Under the terms of the transaction, Pembina will acquire all of the issued and outstanding common shares of Veresen in exchange for either (i) 0.4287 of a common share of Pembina (share consideration) or (ii) CAN$18.65 in cash (cash consideration), subject to proration based on a maximum share consideration of approximately 99.5 million Pembina common shares and a maximum cash consideration of approximately CAN$1.523 billion. All of the outstanding preferred shares of Veresen will be exchanged for Pembina preferred shares with the same terms and conditions as the outstanding Veresen preferred shares.

Veresen common shareholders may elect to receive the share consideration or the cash consideration by submitting a properly completed letter of transmittal and election form in advance of an election deadline to be announced by Veresen following satisfaction of certain conditions to the Transaction. Veresen will provide at least 10 business days' notice of the election deadline to common shareholders by means of a news release. Veresen common shareholders who do not deposit a properly completed Letter of transmittal and election form prior to the election deadline will be deemed to have elected to receive the share consideration. The letter of transmittal and election form was previously mailed to registered Veresen common shareholders and is also available on Veresen's SEDAR. Non-registered Veresen common shareholders who hold shares through an intermediary, such as a broker, investment dealer, bank or trust company, should carefully follow the instructions and deadlines from the intermediary that holds shares on their behalf in order to make an election. Non-registered Veresen common shareholders are encouraged to contact the intermediary that holds shares on their behalf with any questions about their election.

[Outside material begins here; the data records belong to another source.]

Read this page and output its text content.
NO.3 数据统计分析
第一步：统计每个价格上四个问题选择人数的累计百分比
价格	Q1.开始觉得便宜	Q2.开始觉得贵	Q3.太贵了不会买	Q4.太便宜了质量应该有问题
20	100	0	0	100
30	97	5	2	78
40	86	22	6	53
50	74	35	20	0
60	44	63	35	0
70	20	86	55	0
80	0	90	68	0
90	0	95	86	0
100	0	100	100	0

Closing of the transaction remains subject to court approval, as well as certain regulatory and government approvals and other customary closing conditions. Completion of the transaction is subject to final acceptance of the Toronto Stock Exchange and approval under the Canadian Competition Act. Pembina and Veresen currently expect the transaction will close late in the third quarter or early in the fourth quarter of 2017.